There is some hope on this multiplatform front. The success of the Apple Iphone and the various versions of Google Android have forced many publishers to redefine how they work with their mobile platforms. Suddenly using portable technologies like OpenGL, OpenAL, OpenCL, and the like, makes more sense than focusing on a vendor specific API. The hope is that the realization that using a common code base that's easily portable, rather than separated code bases, will strike publishers as a better development method.

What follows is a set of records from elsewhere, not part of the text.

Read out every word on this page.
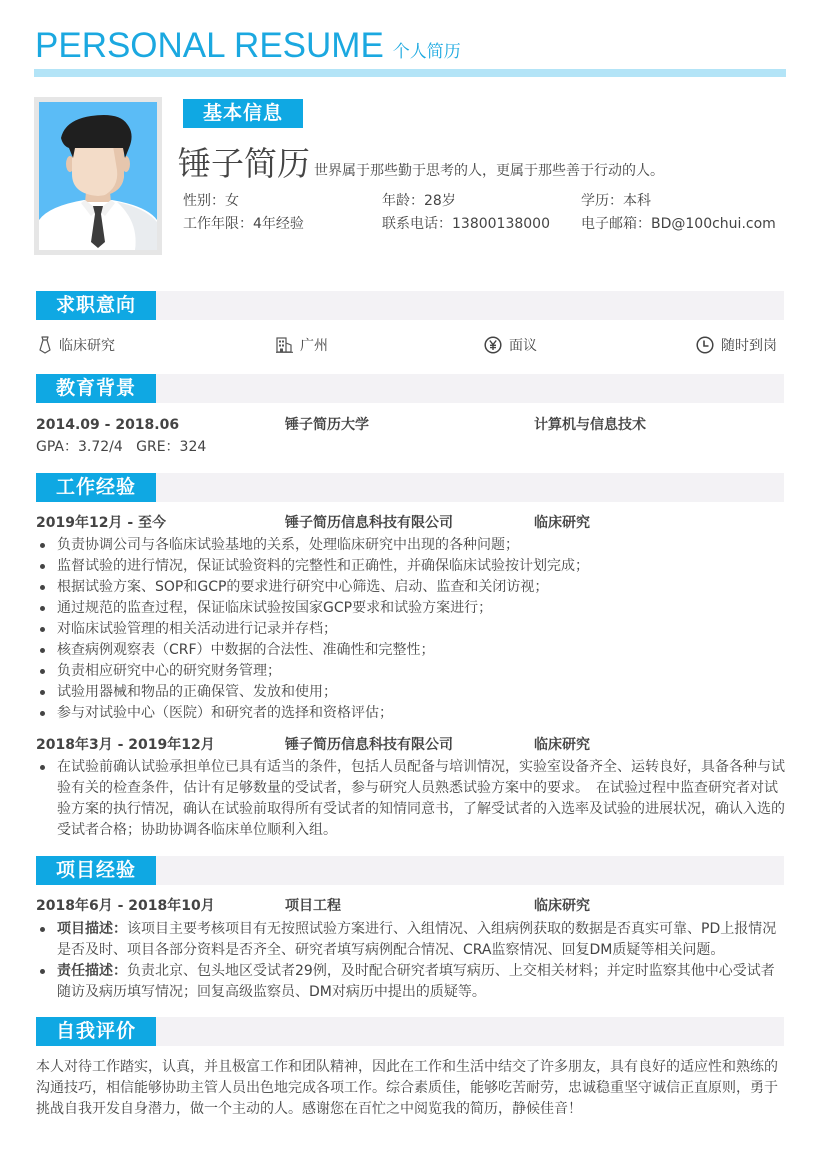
PERSONAL RESUME 个人简历
基本信息
锤子简历 世界属于那些勤于思考的人，更属于那些善于行动的人。
性别：女	年龄：28岁	学历：本科
工作年限：4年经验	联系电话：13800138000	电子邮箱：BD@100chui.com
求职意向
临床研究	广州	面议	随时到岗
教育背景
2014.09 - 2018.06	锤子简历大学	计算机与信息技术
GPA：3.72/4   GRE：324
工作经验
2019年12月 - 至今	锤子简历信息科技有限公司	临床研究
负责协调公司与各临床试验基地的关系，处理临床研究中出现的各种问题；
监督试验的进行情况，保证试验资料的完整性和正确性，并确保临床试验按计划完成；
根据试验方案、SOP和GCP的要求进行研究中心筛选、启动、监查和关闭访视；
通过规范的监查过程，保证临床试验按国家GCP要求和试验方案进行；
对临床试验管理的相关活动进行记录并存档；
核查病例观察表（CRF）中数据的合法性、准确性和完整性；
负责相应研究中心的研究财务管理；
试验用器械和物品的正确保管、发放和使用；
参与对试验中心（医院）和研究者的选择和资格评估；
2018年3月 - 2019年12月	锤子简历信息科技有限公司	临床研究
在试验前确认试验承担单位已具有适当的条件，包括人员配备与培训情况，实验室设备齐全、运转良好，具备各种与试验有关的检查条件，估计有足够数量的受试者，参与研究人员熟悉试验方案中的要求。　在试验过程中监查研究者对试验方案的执行情况，确认在试验前取得所有受试者的知情同意书，了解受试者的入选率及试验的进展状况，确认入选的受试者合格；协助协调各临床单位顺利入组。
项目经验
2018年6月 - 2018年10月	项目工程	临床研究
项目描述：该项目主要考核项目有无按照试验方案进行、入组情况、入组病例获取的数据是否真实可靠、PD上报情况是否及时、项目各部分资料是否齐全、研究者填写病例配合情况、CRA监察情况、回复DM质疑等相关问题。
责任描述：负责北京、包头地区受试者29例，及时配合研究者填写病历、上交相关材料；并定时监察其他中心受试者随访及病历填写情况；回复高级监察员、DM对病历中提出的质疑等。
自我评价
本人对待工作踏实，认真，并且极富工作和团队精神，因此在工作和生活中结交了许多朋友，具有良好的适应性和熟练的沟通技巧，相信能够协助主管人员出色地完成各项工作。综合素质佳，能够吃苦耐劳，忠诚稳重坚守诚信正直原则，勇于挑战自我开发自身潜力，做一个主动的人。感谢您在百忙之中阅览我的简历，静候佳音！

Once developers and publishers wrap their heads around the fact that they can indeed create multiplatform content for not much more, if not any more, than it costs to create dedicated platform content, things stand to change. At that point, Publishers might realize that creating separate SKU's of their products for different PC platforms is just pointless. When creating the client for a game, go ahead and create clients for Linux, OSX, and Windows. Then partner with an online distribution client, such as Steam, and let the gamer buy the content. The online distributer takes care of making sure the gamer gets the right client for the game.
Until we reach that stage though, working with, and through, commercial companies like Transgaming, really is the best way to get the attention of publishers that their client base consists of more than just Windows users.